- Status: Candidate recommendation (CR)
- Year started: 18 May 2021
- First published: 18 May 2021
- Latest version: W3C Candidate recommendation (As of 2025)
- Organization: W3C
- Committee: GPU for the Web WG; GPU for the Web CG;
- Editors: Kai Ninomiya; Brandon Jones; Jim Blandy; Myles C. Maxfield (former); Dzmitry Malyshau (former); Justin Fan (former);
- Related standards: CSS Color Module Level 4; HTML DOM; ECMAScript;
- Domain: GPU computing; ECMAScript; API;
- Website: www.w3.org/TR/webgpu/

= WebGPU =

Web standard and API

WebGPU API is a JavaScript, Rust, C++, and C API for cross-platform efficient graphics processing unit (GPU) access. Using a system's underlying Vulkan, Metal, or Direct3D 12 technologies, WebGPU allows for graphics processing, games, and more, as well as AI and machine learning applications. WebGPU is intended to supersede the older WebGL as the main graphics standard for the Web.

In JavaScript, WebGPU can be provided by a web browser or other JavaScript environment like Node.js and Deno. Rust and C++ can use their respective implementations of the WebGPU specification.
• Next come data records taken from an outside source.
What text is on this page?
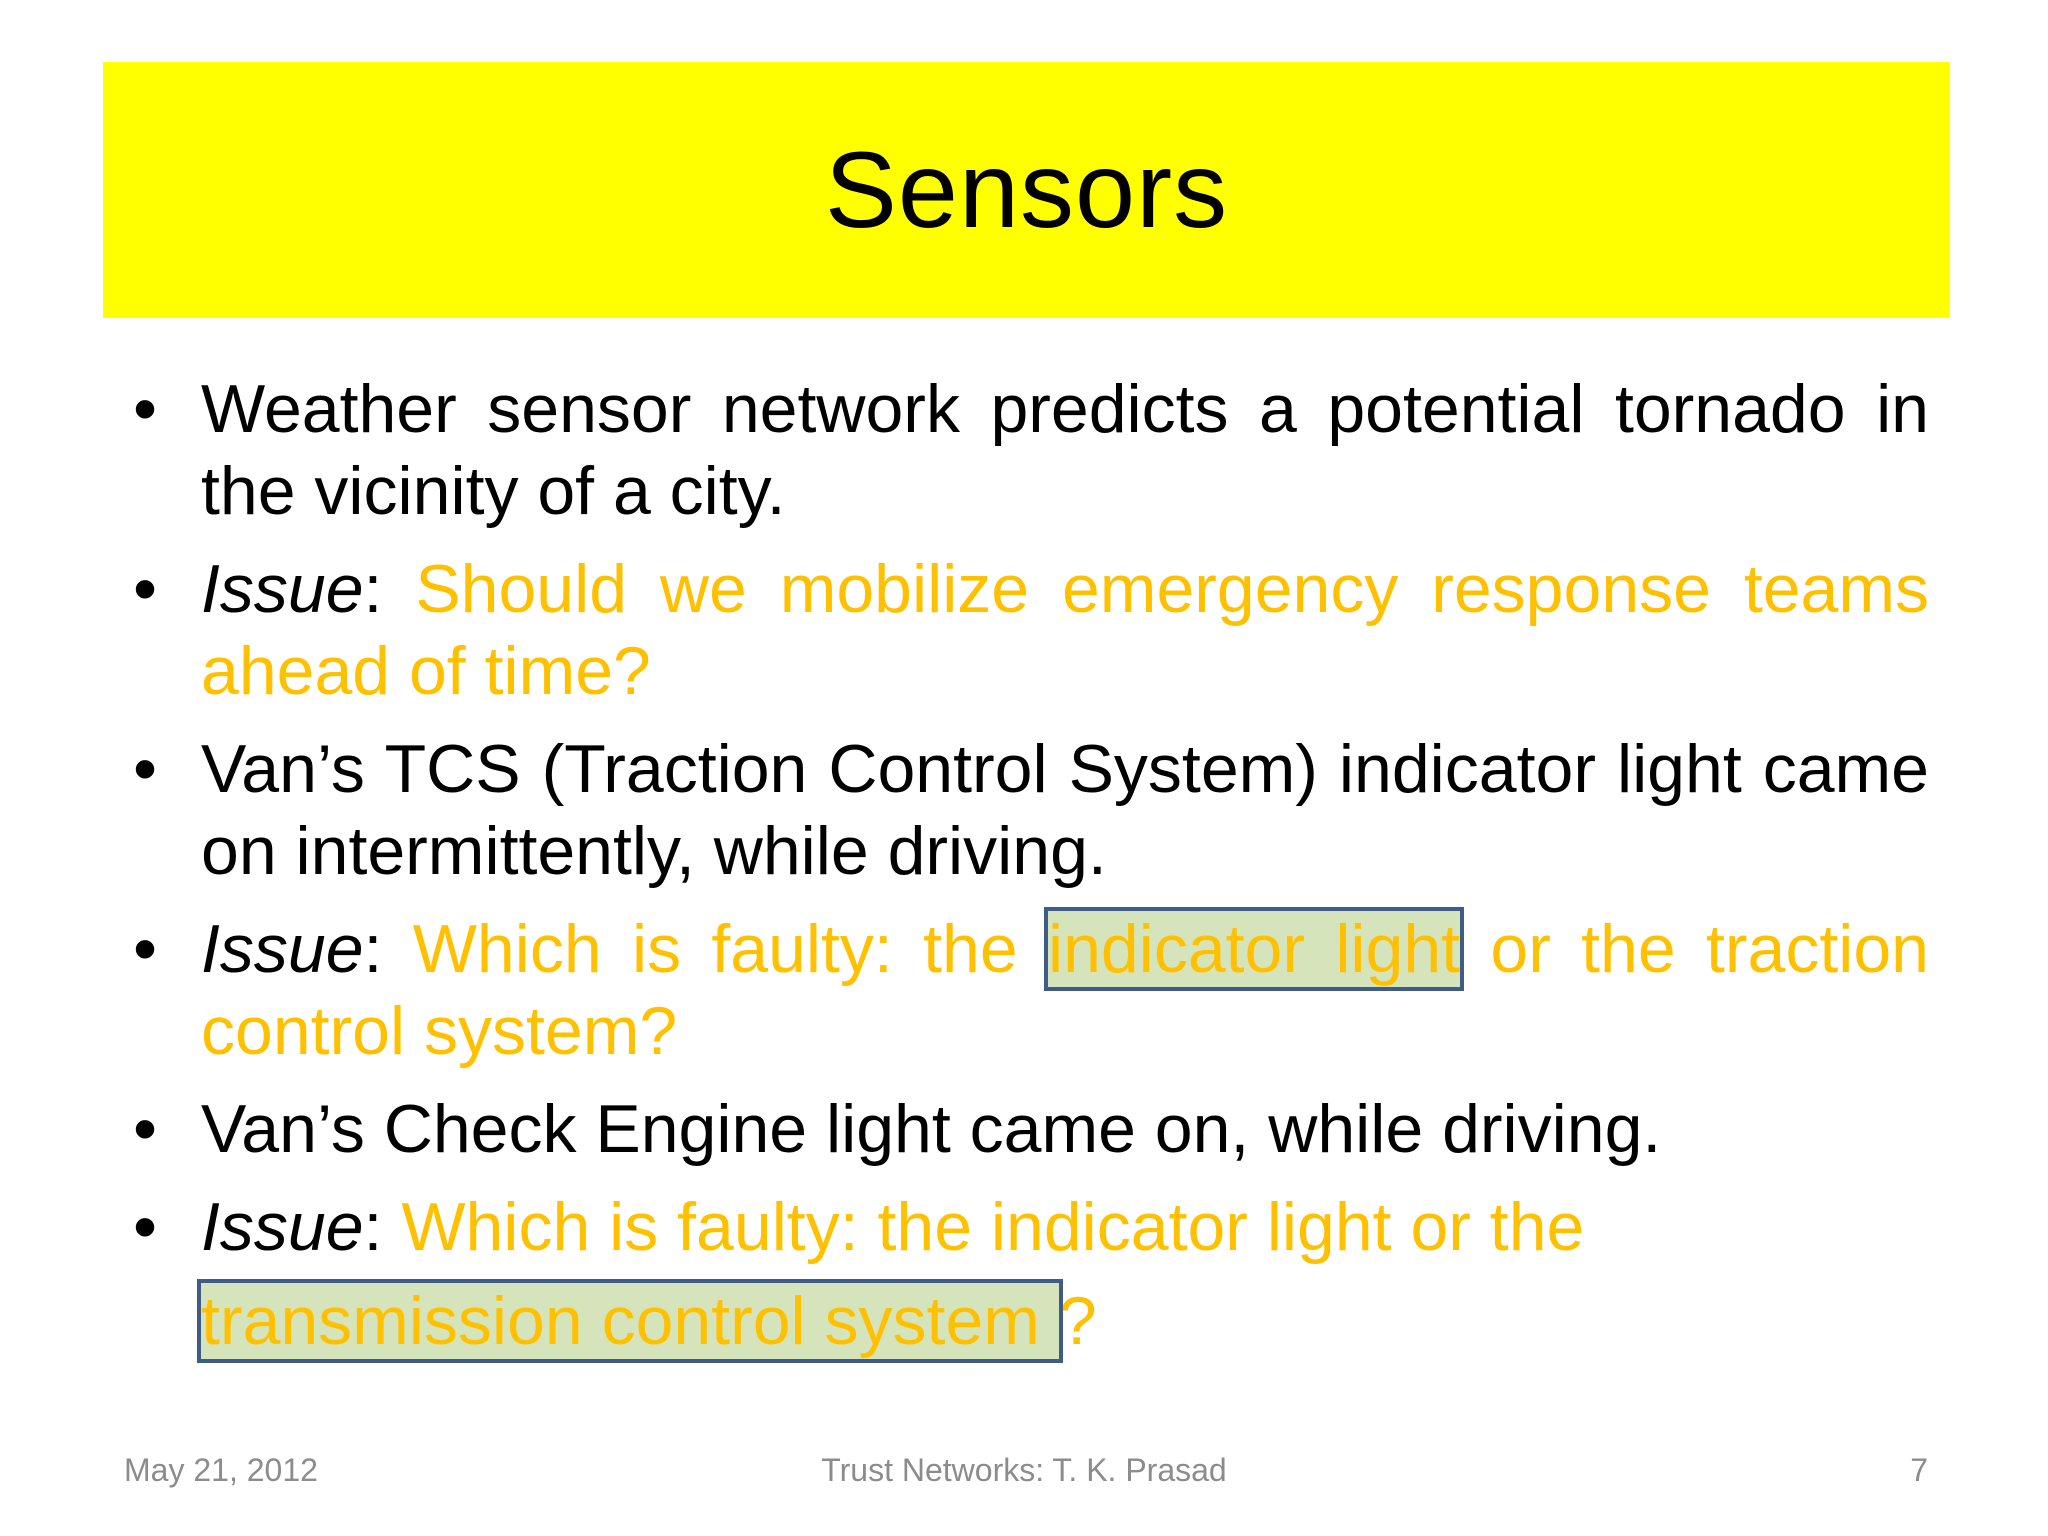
Sensors
• Weather sensor network predicts a potential tornado in the vicinity of a city.
• Issue: Should we mobilize emergency response teams ahead of time?
• Van’s TCS (Traction Control System) indicator light came on intermittently, while driving.
• Issue: Which is faulty: the indicator light or the traction control system?
• Van’s Check Engine light came on, while driving.
• Issue: Which is faulty: the indicator light or the
transmission control system ?
May 21, 2012	Trust Networks: T. K. Prasad	7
Other languages like Python, Java, and Go can use WebGPU by extending the C language specification, while Go can also use a native pure Go implementation (see Implementations section).

Google Chrome and Microsoft Edge first released WebGPU support in April 2023. Safari debuted WebGPU support in June 2025 with Safari 26. Firefox first released WebGPU in July 2025 with Firefox 141. The W3C standard is a candidate recommendation.

==Technology==
WebGPU enables 3D graphics within an HTML canvas. It also has robust support for general-purpose GPU computations.

WebGPU uses its own shading language called WebGPU Shading Language (WGSL) that was designed to be trivially translatable to SPIR-V, until complaints caused redirection into a more traditional design, similar to other shading languages. The syntax is similar to Rust. Tint is a Google-made compiler for WGSL. Naga is a similar project developed for the needs of wgpu-rs.

==Implementations==
Both Google Chrome and Firefox support WebGPU and WGSL. Firefox and Deno use the Rust wgpu library. Safari follows upstream specifications of both WebGPU and WGSL.

Chrome version 113 enabled initial WebGPU support on Windows devices with Direct3D 12, ChromeOS devices with Vulkan, and macOS with Metal. This support for Android was enabled in version 121.

For the Go language, a native pure Go implementation of WebGPU called `gogpu/wgpu` is developed as part of the GoGPU ecosystem. It provides a zero-CGO, WebGPU-compliant interface supporting Vulkan, Metal, DirectX 12, OpenGL ES, and CPU software rasterization.

==History==

On June 8, 2016, Google showed "Explicit web graphics API" presentation to the WebGL working group (during the bi-annual face to face meeting). The presentation explored the basic ideas and principles of building a new API to eventually replace WebGL, aka "WebGL Next".

On January 24, 2017, Khronos hosted an IP-free meeting dedicated to discussion of "WebGL Next" ideas, collided with WebGL working group meeting in Vancouver. Google team presented the NXT prototype implementing a new API that could run in Chromium with OpenGL, or standalone with OpenGL and Metal. NXT borrowed concepts from all of Vulkan, Direct3D 12, and Metal native APIs. Apple and Mozilla representatives also showed their prototypes built on Safari and Servo correspondingly, both of which closely replicated the Metal API.

On February 7, 2017, Apple's WebKit team proposed the creation of the W3C community group to design the API. At the same time they announced a technical proof of concept and proposal under the name
"WebGPU", based on concepts in Apple's Metal. The WebGPU name was later adopted by the community group as a working name for the future standard rather than just Apple's initial proposal. The initial proposal has been renamed to "WebMetal" to avoid further confusion.

The W3C "GPU for the Web" Community Group was launched on February 16, 2017. At this time, all of Apple, Google, and Mozilla had experiments in the area, but only Apple's proposal was officially submitted to the "gpuweb-proposals" repository.
Shortly after, on March 21, 2017, Mozilla submitted a proposal for WebGL Next within Khronos repository, based on the Vulkan design.

On June 1, 2018, citing "resolution on most-high level issues" in the cross-browser standardization effort, Google's Chrome team announced intent to implement the future WebGPU standard.

On 13 February, 2020, Google unveiled Tint as an alternative to WHLSL textual language proposal to WebGPU API, and the language eventually became the standardized WebGPU Shading Language (WGSL), and Tint became the name of compiler within Dawn, the WebGPU implementation of Chromium.